Her decision to soundtrack the clips with “My Humps” and to film tight close-ups of the swelling ensured that the images would travel. Aggregator accounts clipped the key seconds and fed them into the social-video economy, where context often collapses and a facial close-up becomes the whole story. Within hours the posts had been reframed by entertainment sites as evidence of “Botox gone wrong,” a simplification that Price’s own caption had made easy even if the reality was more prosaic. That dynamic—self-aware provocation followed by amplified worry—is a pattern that has defined several of her recent cycles of attention.
What sets this episode apart is the timing. In the weeks leading up to the “humps” video, Price had described nights in hospital and alluded to “cancer fears” linked to the same finger that required surgery in 2002. That history, however remote, gives her followers little appetite for ambiguity when new symptoms or complications appear, even if they are unrelated to her earlier diagnosis. It also means that ordinary cosmetic after-effects risk being interpreted through a more ominous lens, with comment threads sliding quickly from jokes to warnings.

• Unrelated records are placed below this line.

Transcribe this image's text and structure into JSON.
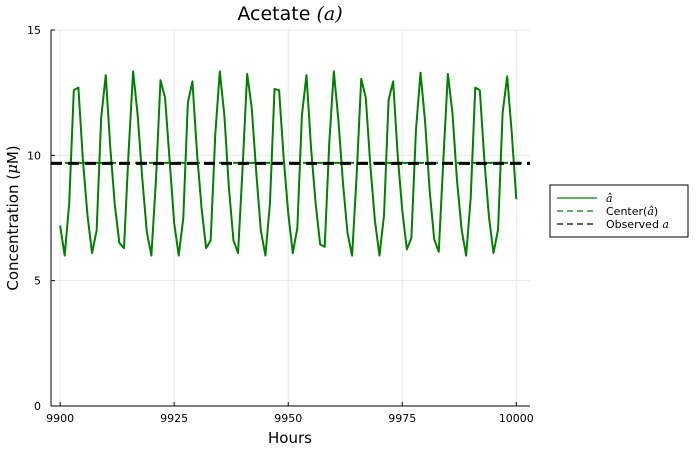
{
  "chart_data": {
    "type": "line",
    "title_main": "Acetate ",
    "title_math": "(a)",
    "xlabel": "Hours",
    "ylabel_main": "Concentration (",
    "ylabel_math": "μ",
    "ylabel_end": "M)",
    "xlim": [
      9898,
      10003
    ],
    "ylim": [
      0,
      15
    ],
    "x_ticks": [
      9900,
      9925,
      9950,
      9975,
      10000
    ],
    "x_tick_labels": [
      "9900",
      "9925",
      "9950",
      "9975",
      "10000"
    ],
    "y_ticks": [
      0,
      5,
      10,
      15
    ],
    "y_tick_labels": [
      "0",
      "5",
      "10",
      "15"
    ],
    "grid": true,
    "legend_position": "right",
    "series": [
      {
        "name": "â",
        "style": "solid",
        "color": "#008000",
        "x": [
          9900,
          9901,
          9902,
          9903,
          9904,
          9905,
          9906,
          9907,
          9908,
          9909,
          9910,
          9911,
          9912,
          9913,
          9914,
          9915,
          9916,
          9917,
          9918,
          9919,
          9920,
          9921,
          9922,
          9923,
          9924,
          9925,
          9926,
          9927,
          9928,
          9929,
          9930,
          9931,
          9932,
          9933,
          9934,
          9935,
          9936,
          9937,
          9938,
          9939,
          9940,
          9941,
          9942,
          9943,
          9944,
          9945,
          9946,
          9947,
          9948,
          9949,
          9950,
          9951,
          9952,
          9953,
          9954,
          9955,
          9956,
          9957,
          9958,
          9959,
          9960,
          9961,
          9962,
          9963,
          9964,
          9965,
          9966,
          9967,
          9968,
          9969,
          9970,
          9971,
          9972,
          9973,
          9974,
          9975,
          9976,
          9977,
          9978,
          9979,
          9980,
          9981,
          9982,
          9983,
          9984,
          9985,
          9986,
          9987,
          9988,
          9989,
          9990,
          9991,
          9992,
          9993,
          9994,
          9995,
          9996,
          9997,
          9998,
          9999,
          10000
        ],
        "values": [
          7.2,
          6.0,
          8.1,
          12.6,
          12.7,
          9.8,
          7.6,
          6.1,
          7.0,
          11.5,
          13.2,
          10.3,
          8.0,
          6.5,
          6.3,
          10.1,
          13.35,
          11.6,
          9.1,
          6.95,
          6.0,
          9.0,
          13.0,
          12.3,
          9.8,
          7.3,
          6.0,
          7.5,
          12.1,
          12.95,
          10.1,
          7.9,
          6.3,
          6.6,
          10.8,
          13.35,
          11.6,
          8.7,
          6.6,
          6.1,
          9.5,
          13.25,
          11.9,
          9.3,
          7.0,
          6.0,
          8.1,
          12.65,
          12.6,
          9.9,
          7.7,
          6.1,
          7.1,
          11.6,
          13.2,
          10.3,
          8.1,
          6.45,
          6.35,
          10.5,
          13.35,
          11.4,
          8.9,
          6.9,
          6.0,
          9.2,
          13.05,
          12.3,
          9.6,
          7.4,
          6.0,
          7.6,
          12.2,
          12.95,
          10.0,
          7.8,
          6.25,
          6.7,
          11.0,
          13.3,
          11.35,
          8.6,
          6.65,
          6.15,
          9.8,
          13.25,
          11.7,
          9.0,
          7.05,
          6.0,
          8.3,
          12.7,
          12.6,
          9.8,
          7.55,
          6.1,
          7.05,
          11.7,
          13.15,
          10.9,
          8.25
        ]
      },
      {
        "name": "Center(â)",
        "style": "dashed",
        "color": "#008000",
        "constant": 9.68
      },
      {
        "name": "Observed a",
        "style": "dashed",
        "color": "#000000",
        "constant": 9.68
      }
    ]
  },
  "legend": {
    "item1_math": "â",
    "item2_text": "Center(",
    "item2_math": "â",
    "item2_end": ")",
    "item3_text": "Observed ",
    "item3_math": "a"
  },
  "colors": {
    "series_green": "#008000",
    "observed_black": "#000000",
    "grid": "#e8e8e8",
    "axis": "#000000"
  }
}
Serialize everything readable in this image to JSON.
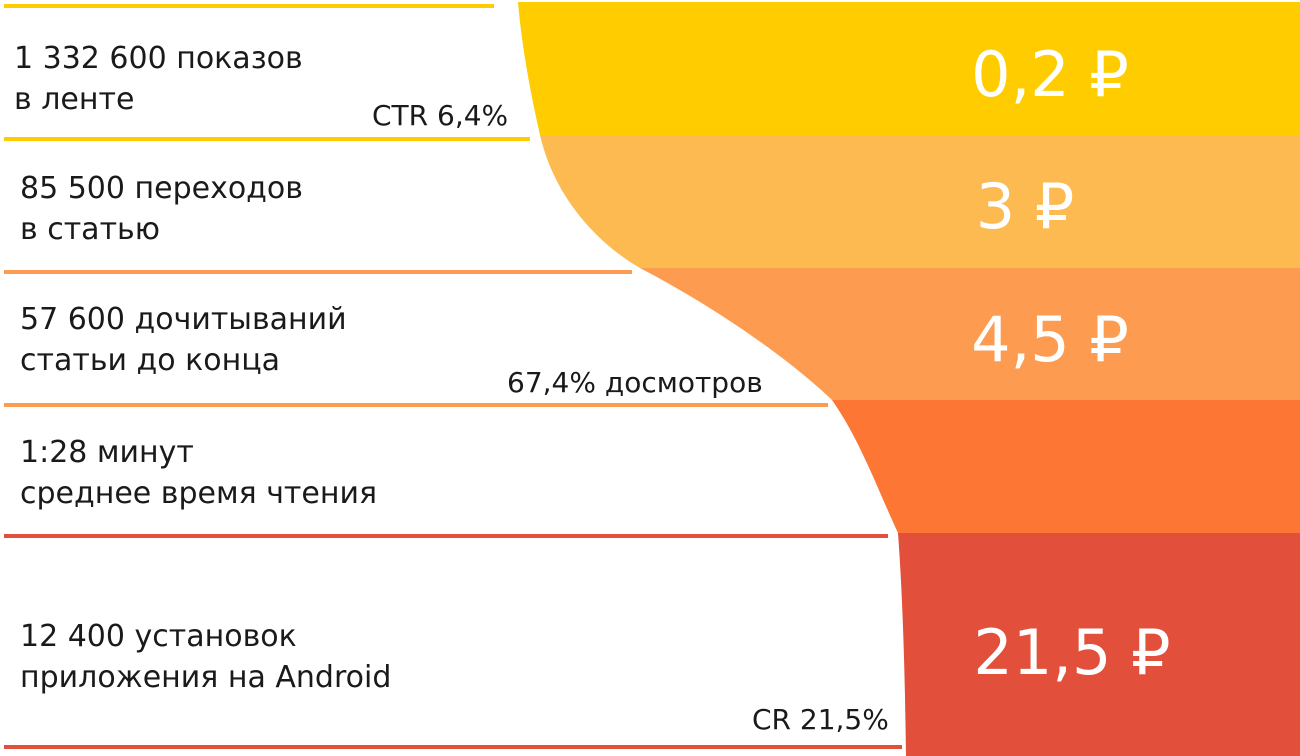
{
  "colors": {
    "stage1": "#FFCC00",
    "stage2": "#FDBA50",
    "stage3": "#FD9B50",
    "stage4": "#FD7634",
    "stage5": "#E24F3B"
  },
  "stages": [
    {
      "line1": "1 332 600 показов",
      "line2": "в ленте",
      "price": "0,2 ₽"
    },
    {
      "line1": "85 500 переходов",
      "line2": "в статью",
      "price": "3 ₽"
    },
    {
      "line1": "57 600 дочитываний",
      "line2": "статьи до конца",
      "price": "4,5 ₽"
    },
    {
      "line1": "1:28 минут",
      "line2": "среднее время чтения",
      "price": ""
    },
    {
      "line1": "12 400 установок",
      "line2": "приложения на Android",
      "price": "21,5 ₽"
    }
  ],
  "conversions": {
    "ctr": "CTR 6,4%",
    "read": "67,4% досмотров",
    "cr": "CR 21,5%"
  }
}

Price’s public stance remains consistent: she will continue to document her choices and update fans when she has medical answers. Last year she cast her on-camera candour as a form of accountability, telling followers that “everybody’s noticed” improvements when she sticks to a regimen of exercise and diet, and implying that cosmetic top-ups are a complement to, not a substitute for, that work. The latest reaction underscores how little control any celebrity can exert once images escape their own channels. Even sympathetic commenters asked whether a pause on non-essential procedures might ease anxiety until doctors resolve the questions she has raised herself.

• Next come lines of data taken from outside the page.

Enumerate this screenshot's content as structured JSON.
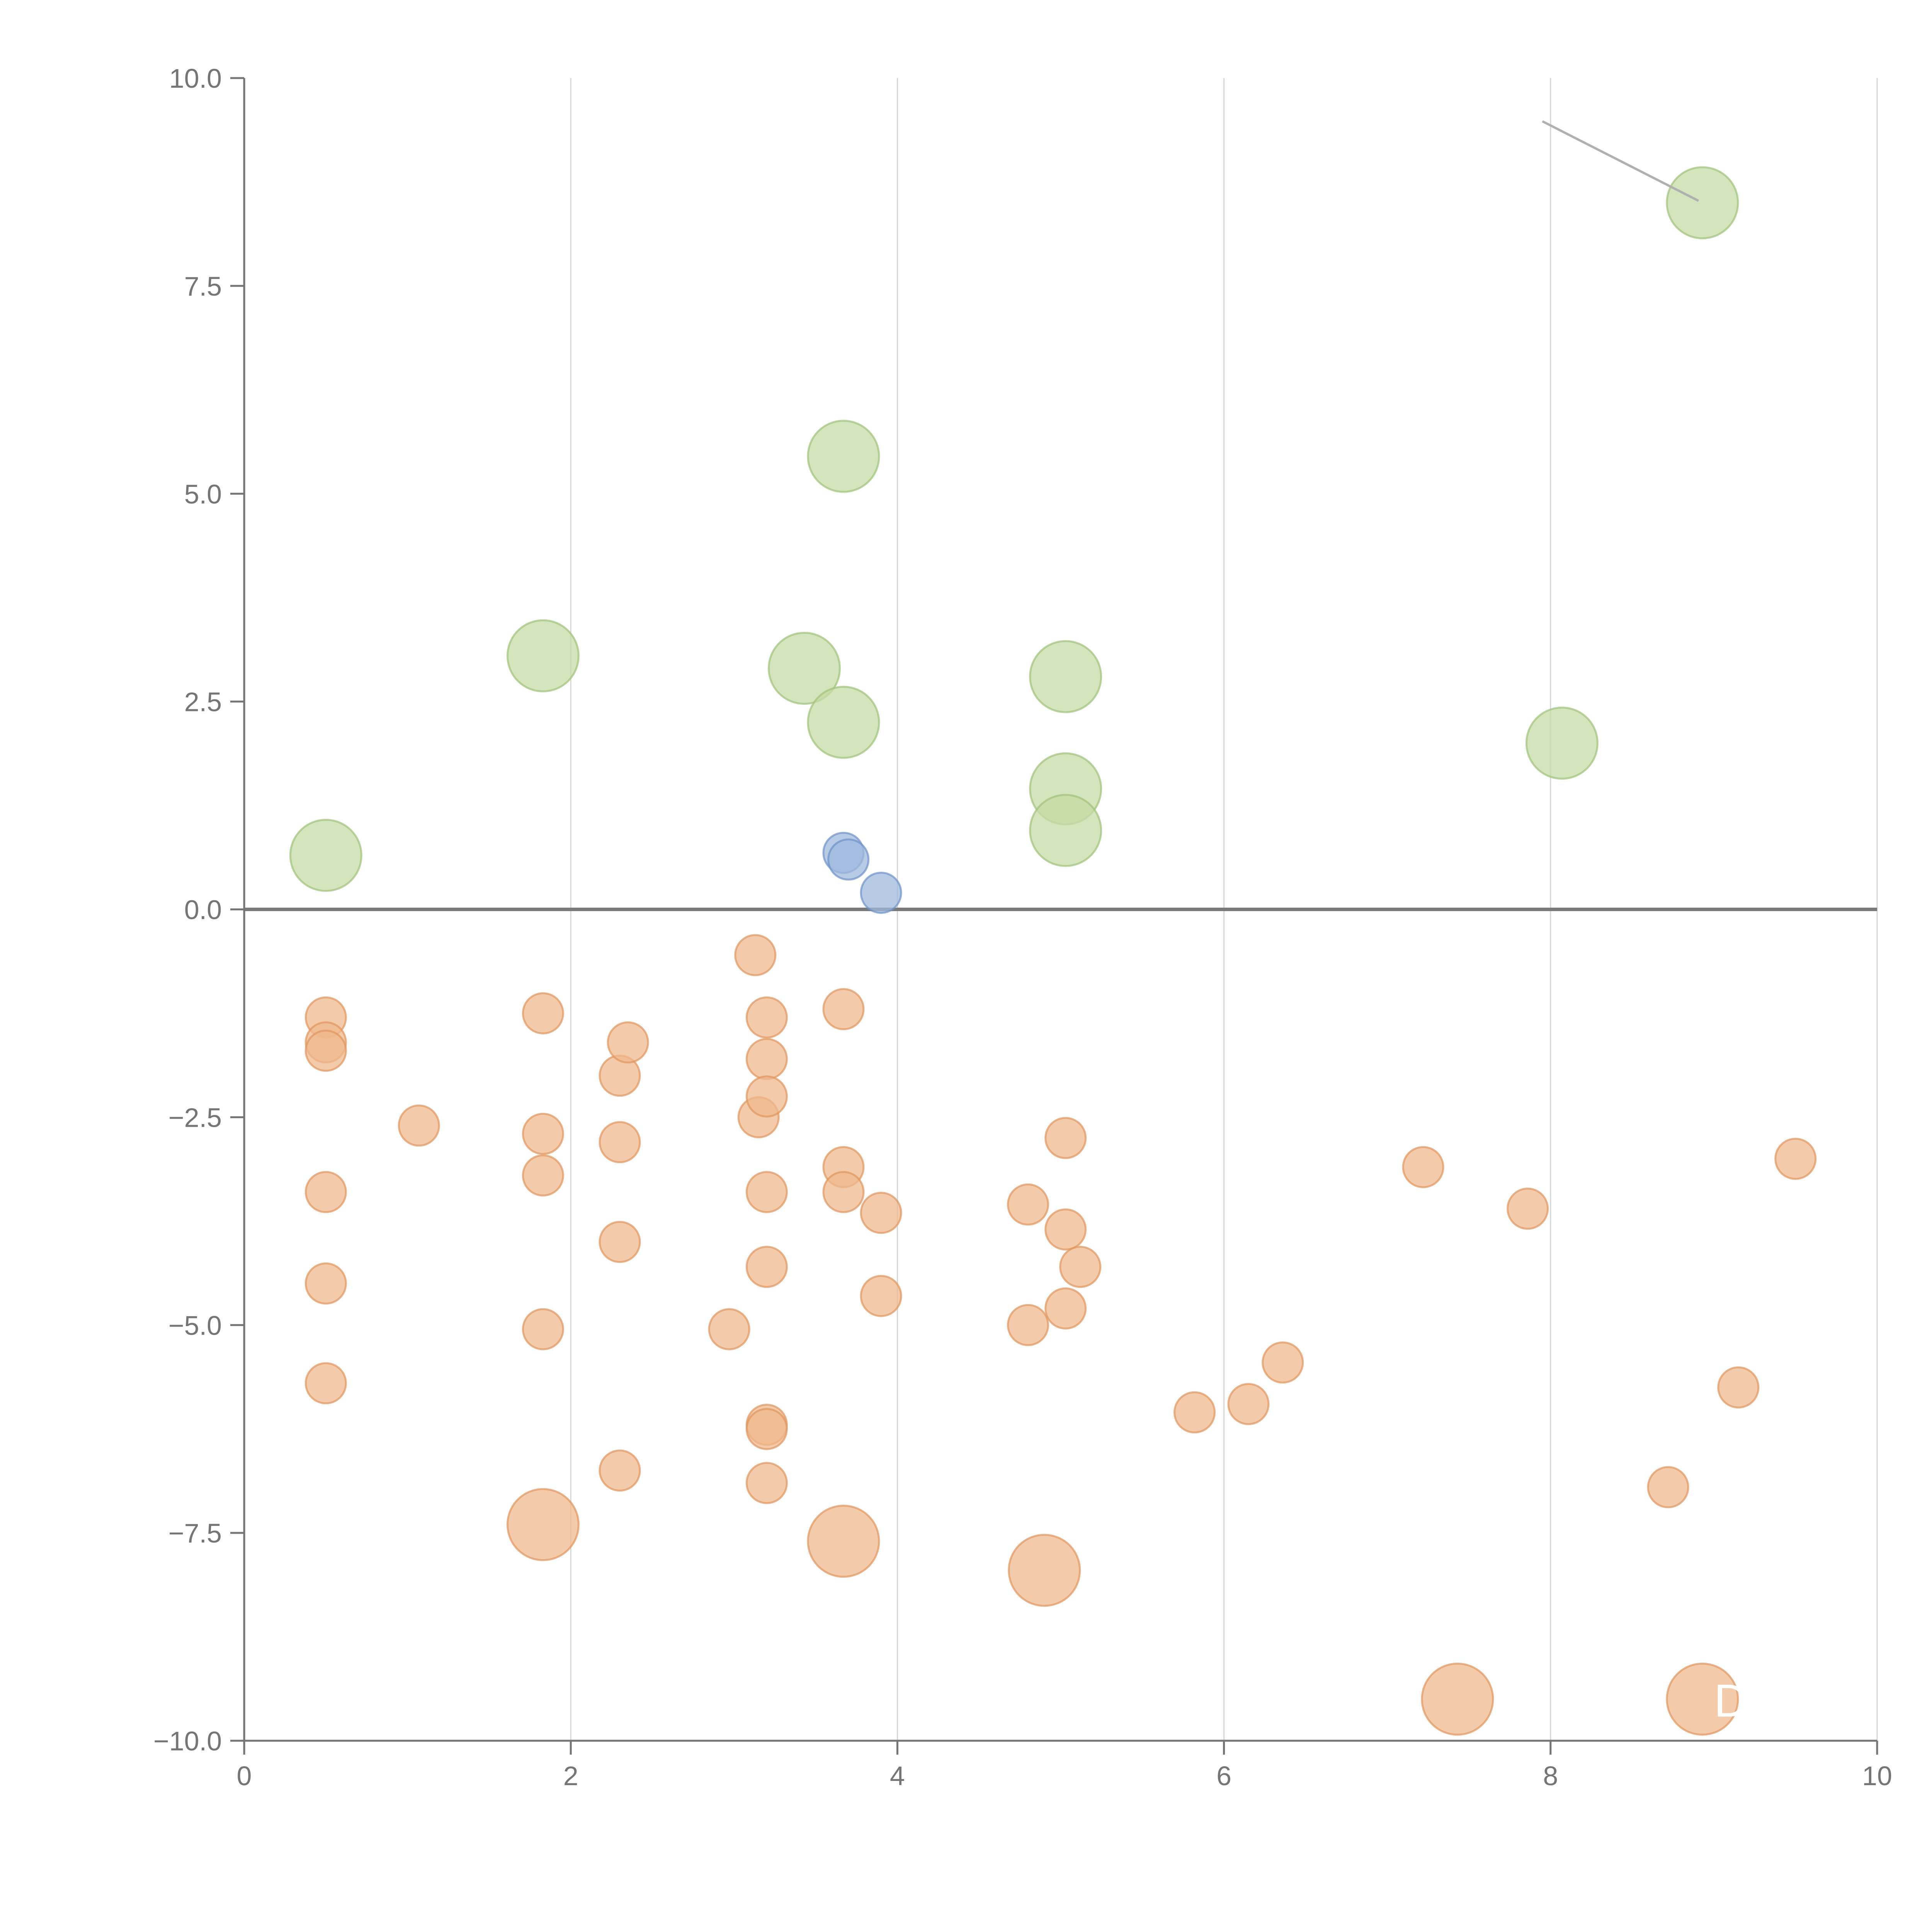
{
  "chart_data": {
    "type": "scatter",
    "title": "",
    "xlabel": "",
    "ylabel": "",
    "xlim": [
      0,
      10
    ],
    "ylim": [
      -10,
      10
    ],
    "x_ticks": [
      0,
      2,
      4,
      6,
      8,
      10
    ],
    "x_tick_labels": [
      "0",
      "2",
      "4",
      "6",
      "8",
      "10"
    ],
    "y_ticks": [
      10,
      7.5,
      5,
      2.5,
      0,
      -2.5,
      -5,
      -7.5,
      -10
    ],
    "y_tick_labels": [
      "10.0",
      "7.5",
      "5.0",
      "2.5",
      "0.0",
      "−2.5",
      "−5.0",
      "−7.5",
      "−10.0"
    ],
    "grid": "vertical",
    "zero_line": true,
    "annotation_text": "D",
    "colors": {
      "orange_fill": "#efb88e",
      "orange_stroke": "#e0965e",
      "green_fill": "#c5dba6",
      "green_stroke": "#9fc27a",
      "blue_fill": "#9fb8de",
      "blue_stroke": "#6f91c7",
      "axis": "#757575",
      "grid": "#d6d6d6",
      "zero_line": "#7a7a7a",
      "leader": "#b0b0b0"
    },
    "series": [
      {
        "color": "orange",
        "points": [
          [
            0.5,
            -1.3,
            1
          ],
          [
            0.5,
            -1.6,
            1
          ],
          [
            0.5,
            -1.7,
            1
          ],
          [
            0.5,
            -3.4,
            1
          ],
          [
            0.5,
            -4.5,
            1
          ],
          [
            0.5,
            -5.7,
            1
          ],
          [
            1.07,
            -2.6,
            1
          ],
          [
            1.83,
            -1.25,
            1
          ],
          [
            1.83,
            -2.7,
            1
          ],
          [
            1.83,
            -3.2,
            1
          ],
          [
            1.83,
            -5.05,
            1
          ],
          [
            2.3,
            -2.0,
            1
          ],
          [
            2.35,
            -1.6,
            1
          ],
          [
            2.3,
            -2.8,
            1
          ],
          [
            2.3,
            -4.0,
            1
          ],
          [
            2.3,
            -6.75,
            1
          ],
          [
            2.97,
            -5.05,
            1
          ],
          [
            3.13,
            -0.55,
            1
          ],
          [
            3.15,
            -2.5,
            1
          ],
          [
            3.2,
            -1.3,
            1
          ],
          [
            3.2,
            -1.8,
            1
          ],
          [
            3.2,
            -2.25,
            1
          ],
          [
            3.2,
            -3.4,
            1
          ],
          [
            3.2,
            -4.3,
            1
          ],
          [
            3.2,
            -6.2,
            1
          ],
          [
            3.2,
            -6.25,
            1
          ],
          [
            3.2,
            -6.9,
            1
          ],
          [
            3.67,
            -1.2,
            1
          ],
          [
            3.67,
            -3.1,
            1
          ],
          [
            3.67,
            -3.4,
            1
          ],
          [
            3.9,
            -3.65,
            1
          ],
          [
            3.9,
            -4.65,
            1
          ],
          [
            4.8,
            -3.55,
            1
          ],
          [
            4.8,
            -5.0,
            1
          ],
          [
            5.03,
            -2.75,
            1
          ],
          [
            5.03,
            -3.85,
            1
          ],
          [
            5.03,
            -4.8,
            1
          ],
          [
            5.12,
            -4.3,
            1
          ],
          [
            5.82,
            -6.05,
            1
          ],
          [
            6.15,
            -5.95,
            1
          ],
          [
            6.36,
            -5.45,
            1
          ],
          [
            7.22,
            -3.1,
            1
          ],
          [
            7.86,
            -3.6,
            1
          ],
          [
            8.72,
            -6.95,
            1
          ],
          [
            9.15,
            -5.75,
            1
          ],
          [
            9.5,
            -3.0,
            1
          ],
          [
            1.83,
            -7.4,
            2
          ],
          [
            3.67,
            -7.6,
            2
          ],
          [
            4.9,
            -7.95,
            2
          ],
          [
            7.43,
            -9.5,
            2
          ],
          [
            8.93,
            -9.5,
            2
          ]
        ]
      },
      {
        "color": "green",
        "points": [
          [
            0.5,
            0.65,
            2
          ],
          [
            1.83,
            3.05,
            2
          ],
          [
            3.43,
            2.9,
            2
          ],
          [
            3.67,
            5.45,
            2
          ],
          [
            3.67,
            2.25,
            2
          ],
          [
            5.03,
            2.8,
            2
          ],
          [
            5.03,
            1.45,
            2
          ],
          [
            5.03,
            0.95,
            2
          ],
          [
            8.07,
            2.0,
            2
          ],
          [
            8.93,
            8.5,
            2
          ]
        ]
      },
      {
        "color": "blue",
        "points": [
          [
            3.67,
            0.68,
            1
          ],
          [
            3.7,
            0.6,
            1
          ],
          [
            3.9,
            0.2,
            1
          ]
        ]
      }
    ]
  }
}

For now, the images stand as a snapshot of a complicated public life in which health, aesthetics and commerce are tightly braided. Price’s face—reshaped, scrutinised, monetised—has long been both brand and battleground. The bumps that drew so much attention this week may fade in days; the larger conversation they reignited about her wellbeing will likely linger, shaped as much by her next set of posts as by any formal medical update. She has built a career on meeting a curious audience halfway, offering just enough intimacy to keep them invested. In doing so, she has also taught that audience to treat each new mark or measurement as a clue. Whether those clues add up to something more than a transient reaction to injections remains, as ever with Price, a story she will tell in her own time and on her own feed.